Boutique Knowledge Graphs: Creating Smart Content at Any Scale
A knowledge graph is a collection of real world facts whose properties and relationships are described in ways that machines can process. Knowledge graphs help computers infer new information that, though it is not explicitly stated in any one data source, is necessarily true given all the facts combined.
Knowledge graphs can capture data about just about anything: products, services, how-tos, and fact sheets are all common use cases. These kinds of data facts are how a search query for “gluten free delivery near me” can return a map of your area and a list of restaurants. Even though the facts about your location, a restaurant’s menu, and whether they (or another service) will deliver food may all come from different sources, when those facts and their relationships are machine readable, a search algorithm is able to provide an answer to your “question” (even though that answer isn’t explicitly published in any one place—and in this case, even though you didn’t even mention “food”).
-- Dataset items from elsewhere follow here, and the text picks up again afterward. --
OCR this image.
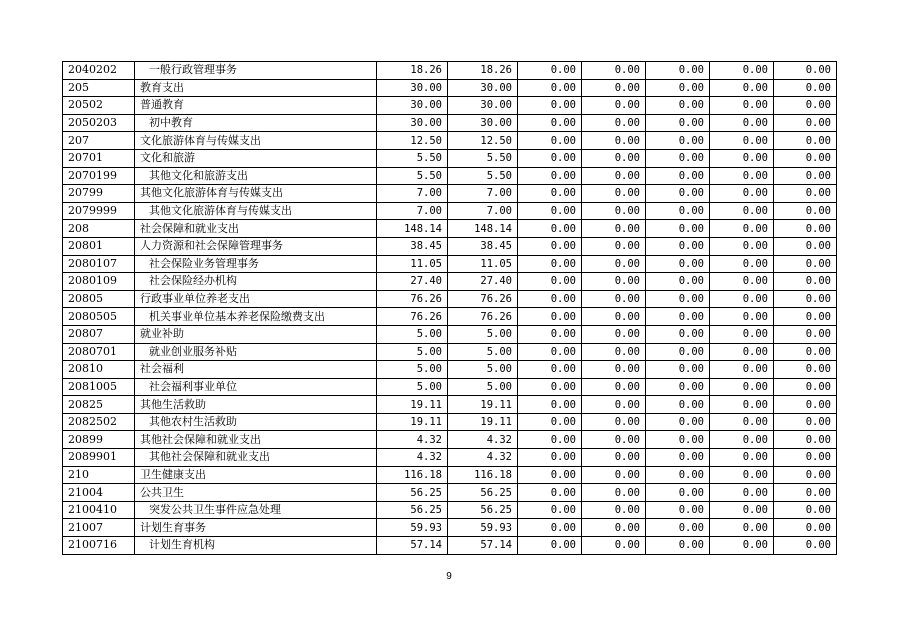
2040202	一般行政管理事务	18.26	18.26	0.00	0.00	0.00	0.00	0.00
205	教育支出	30.00	30.00	0.00	0.00	0.00	0.00	0.00
20502	普通教育	30.00	30.00	0.00	0.00	0.00	0.00	0.00
2050203	初中教育	30.00	30.00	0.00	0.00	0.00	0.00	0.00
207	文化旅游体育与传媒支出	12.50	12.50	0.00	0.00	0.00	0.00	0.00
20701	文化和旅游	5.50	5.50	0.00	0.00	0.00	0.00	0.00
2070199	其他文化和旅游支出	5.50	5.50	0.00	0.00	0.00	0.00	0.00
20799	其他文化旅游体育与传媒支出	7.00	7.00	0.00	0.00	0.00	0.00	0.00
2079999	其他文化旅游体育与传媒支出	7.00	7.00	0.00	0.00	0.00	0.00	0.00
208	社会保障和就业支出	148.14	148.14	0.00	0.00	0.00	0.00	0.00
20801	人力资源和社会保障管理事务	38.45	38.45	0.00	0.00	0.00	0.00	0.00
2080107	社会保险业务管理事务	11.05	11.05	0.00	0.00	0.00	0.00	0.00
2080109	社会保险经办机构	27.40	27.40	0.00	0.00	0.00	0.00	0.00
20805	行政事业单位养老支出	76.26	76.26	0.00	0.00	0.00	0.00	0.00
2080505	机关事业单位基本养老保险缴费支出	76.26	76.26	0.00	0.00	0.00	0.00	0.00
20807	就业补助	5.00	5.00	0.00	0.00	0.00	0.00	0.00
2080701	就业创业服务补贴	5.00	5.00	0.00	0.00	0.00	0.00	0.00
20810	社会福利	5.00	5.00	0.00	0.00	0.00	0.00	0.00
2081005	社会福利事业单位	5.00	5.00	0.00	0.00	0.00	0.00	0.00
20825	其他生活救助	19.11	19.11	0.00	0.00	0.00	0.00	0.00
2082502	其他农村生活救助	19.11	19.11	0.00	0.00	0.00	0.00	0.00
20899	其他社会保障和就业支出	4.32	4.32	0.00	0.00	0.00	0.00	0.00
2089901	其他社会保障和就业支出	4.32	4.32	0.00	0.00	0.00	0.00	0.00
210	卫生健康支出	116.18	116.18	0.00	0.00	0.00	0.00	0.00
21004	公共卫生	56.25	56.25	0.00	0.00	0.00	0.00	0.00
2100410	突发公共卫生事件应急处理	56.25	56.25	0.00	0.00	0.00	0.00	0.00
21007	计划生育事务	59.93	59.93	0.00	0.00	0.00	0.00	0.00
2100716	计划生育机构	57.14	57.14	0.00	0.00	0.00	0.00	0.00
9
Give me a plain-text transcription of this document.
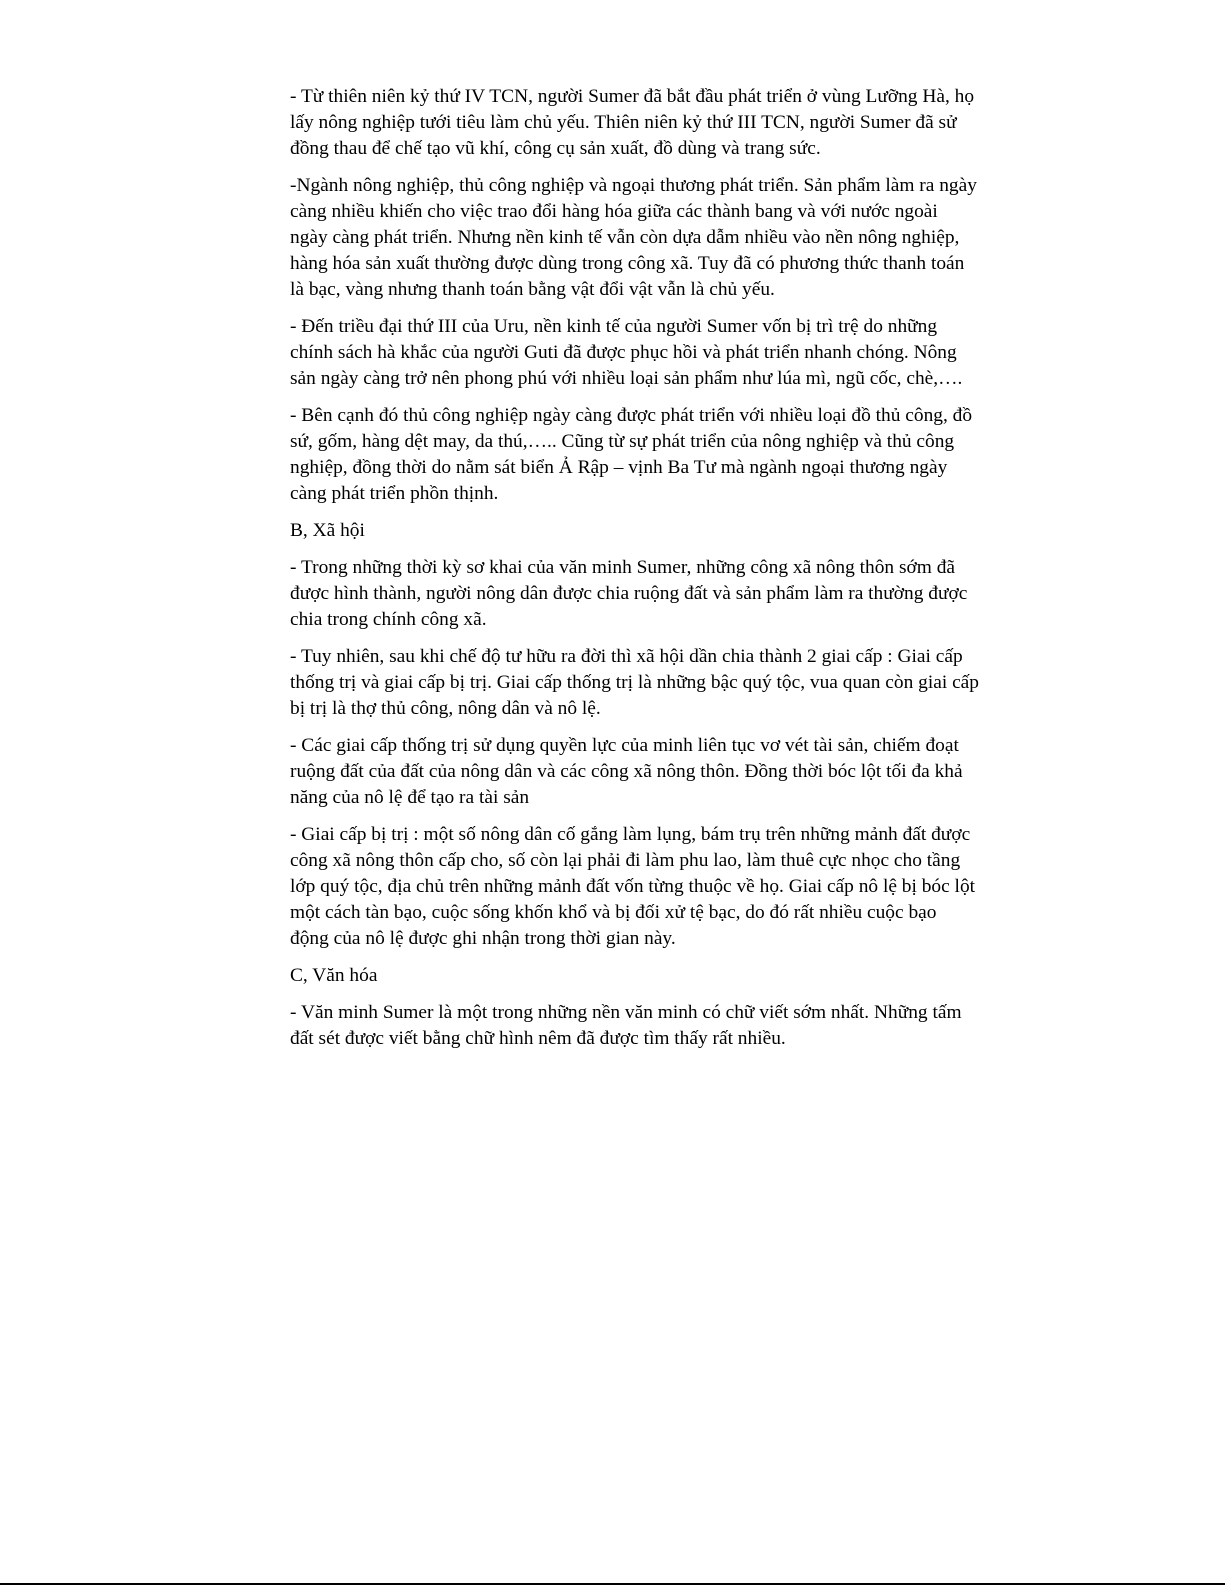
- Từ thiên niên kỷ thứ IV TCN, người Sumer đã bắt đầu phát triển ở vùng Lưỡng Hà, họ lấy nông nghiệp tưới tiêu làm chủ yếu. Thiên niên kỷ thứ III TCN, người Sumer đã sử đồng thau để chế tạo vũ khí, công cụ sản xuất, đồ dùng và trang sức.

-Ngành nông nghiệp, thủ công nghiệp và ngoại thương phát triển. Sản phẩm làm ra ngày càng nhiều khiến cho việc trao đổi hàng hóa giữa các thành bang và với nước ngoài ngày càng phát triển. Nhưng nền kinh tế vẫn còn dựa dẫm nhiều vào nền nông nghiệp, hàng hóa sản xuất thường được dùng trong công xã. Tuy đã có phương thức thanh toán là bạc, vàng nhưng thanh toán bằng vật đổi vật vẫn là chủ yếu.

- Đến triều đại thứ III của Uru, nền kinh tế của người Sumer vốn bị trì trệ do những chính sách hà khắc của người Guti đã được phục hồi và phát triển nhanh chóng. Nông sản ngày càng trở nên phong phú với nhiều loại sản phẩm như lúa mì, ngũ cốc, chè,….

- Bên cạnh đó thủ công nghiệp ngày càng được phát triển với nhiều loại đồ thủ công, đồ sứ, gốm, hàng dệt may, da thú,….. Cũng từ sự phát triển của nông nghiệp và thủ công nghiệp, đồng thời do nằm sát biển Ả Rập – vịnh Ba Tư mà ngành ngoại thương ngày càng phát triển phồn thịnh.

B, Xã hội

- Trong những thời kỳ sơ khai của văn minh Sumer, những công xã nông thôn sớm đã được hình thành, người nông dân được chia ruộng đất và sản phẩm làm ra thường được chia trong chính công xã.

- Tuy nhiên, sau khi chế độ tư hữu ra đời thì xã hội dần chia thành 2 giai cấp : Giai cấp thống trị và giai cấp bị trị. Giai cấp thống trị là những bậc quý tộc, vua quan còn giai cấp bị trị là thợ thủ công, nông dân và nô lệ.

- Các giai cấp thống trị sử dụng quyền lực của minh liên tục vơ vét tài sản, chiếm đoạt ruộng đất của đất của nông dân và các công xã nông thôn. Đồng thời bóc lột tối đa khả năng của nô lệ để tạo ra tài sản

- Giai cấp bị trị : một số nông dân cố gắng làm lụng, bám trụ trên những mảnh đất được công xã nông thôn cấp cho, số còn lại phải đi làm phu lao, làm thuê cực nhọc cho tầng lớp quý tộc, địa chủ trên những mảnh đất vốn từng thuộc về họ. Giai cấp nô lệ bị bóc lột một cách tàn bạo, cuộc sống khốn khổ và bị đối xử tệ bạc, do đó rất nhiều cuộc bạo động của nô lệ được ghi nhận trong thời gian này.

C, Văn hóa

- Văn minh Sumer là một trong những nền văn minh có chữ viết sớm nhất. Những tấm đất sét được viết bằng chữ hình nêm đã được tìm thấy rất nhiều.
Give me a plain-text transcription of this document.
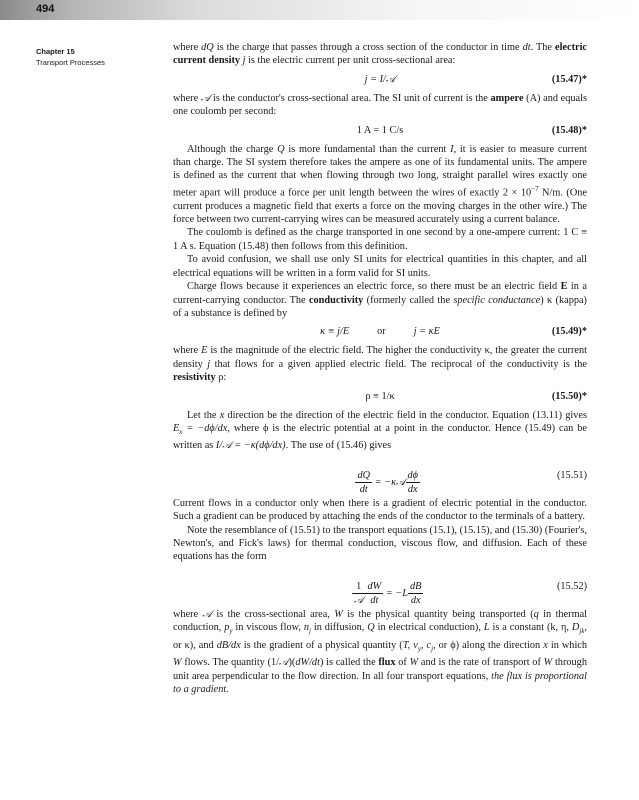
494
Chapter 15
Transport Processes

where dQ is the charge that passes through a cross section of the conductor in time dt. The electric current density j is the electric current per unit cross-sectional area:

j = I/𝒜	(15.47)*

where 𝒜 is the conductor's cross-sectional area. The SI unit of current is the ampere (A) and equals one coulomb per second:

1 A = 1 C/s	(15.48)*

Although the charge Q is more fundamental than the current I, it is easier to measure current than charge. The SI system therefore takes the ampere as one of its fundamental units. The ampere is defined as the current that when flowing through two long, straight parallel wires exactly one meter apart will produce a force per unit length between the wires of exactly $2 \times 10^{-7}$ N/m. (One current produces a magnetic field that exerts a force on the moving charges in the other wire.) The force between two current-carrying wires can be measured accurately using a current balance.

The coulomb is defined as the charge transported in one second by a one-ampere current: 1 C ≡ 1 A s. Equation (15.48) then follows from this definition.

To avoid confusion, we shall use only SI units for electrical quantities in this chapter, and all electrical equations will be written in a form valid for SI units.

Charge flows because it experiences an electric force, so there must be an electric field E in a current-carrying conductor. The conductivity (formerly called the specific conductance) κ (kappa) of a substance is defined by

κ ≡ j/E	or	j = κE	(15.49)*

where E is the magnitude of the electric field. The higher the conductivity κ, the greater the current density j that flows for a given applied electric field. The reciprocal of the conductivity is the resistivity ρ:

ρ ≡ 1/κ	(15.50)*

Let the x direction be the direction of the electric field in the conductor. Equation (13.11) gives $E_x = -d\phi/dx$, where ϕ is the electric potential at a point in the conductor. Hence (15.49) can be written as I/𝒜 = −κ(dϕ/dx). The use of (15.46) gives

$\frac{dQ}{dt}$ = −κ𝒜 $\frac{d\phi}{dx}$

	(15.51)

Current flows in a conductor only when there is a gradient of electric potential in the conductor. Such a gradient can be produced by attaching the ends of the conductor to the terminals of a battery.

Note the resemblance of (15.51) to the transport equations (15.1), (15.15), and (15.30) (Fourier's, Newton's, and Fick's laws) for thermal conduction, viscous flow, and diffusion. Each of these equations has the form

$\frac{1}{\text{𝒜}} \frac{dW}{dt} = -L \frac{dB}{dx}$

	(15.52)

where 𝒜 is the cross-sectional area, W is the physical quantity being transported (q in thermal conduction, $p_y$ in viscous flow, $n_j$ in diffusion, Q in electrical conduction), L is a constant (k, η, $D_{jk}$, or κ), and dB/dx is the gradient of a physical quantity (T, $v_y$, $c_j$, or ϕ) along the direction x in which W flows. The quantity (1/𝒜)(dW/dt) is called the flux of W and is the rate of transport of W through unit area perpendicular to the flow direction. In all four transport equations, the flux is proportional to a gradient.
Search provides just one example of the kinds of interactions knowledge graphs can support. Knowledge graphs also play an increasingly important role in many other industries that grapple with large amounts of information and complexity. Biotech, telecom, finance, and cybersecurity all use knowledge graphs to derive new information from existing data to solve business and user problems.
Though global corporations and search giants offer the most prominent examples, the benefits of knowledge graphs are not limited to enterprise use cases. The situation of data in context that knowledge graphs provide opens up new opportunities for content personalization and recommendations, content creation, semantic search, and enhanced analytics that can be used by organizations of any size—including those starting out small and seeking to solve a few well-defined communication and discovery problems. I refer to these kinds of applications as “boutique knowledge graphs.”
The Upside to Starting Small
Unlike traditional “monolithic” enterprise IT solutions, knowledge graph technologies invite what Dave McComb of Semantic Arts calls a “start small, think big” approach. Two key features of knowledge graphs make this possible:
- Foundational knowledge graph technologies are built on open W3C semantic web standards. Many of the tools that power enterprise-ready software suites are built on a foundation of the same technologies that anyone can use to set up a boutique knowledge graph.
- W3C semantic web standards are designed to work at any scale—and to remain effective whether you’re marshaling 200 facts or 2 billion facts. Projects at either end of this spectrum will have very different infrastructure needs, but the data and relationships represented in each case use the same underlying data model (RDF).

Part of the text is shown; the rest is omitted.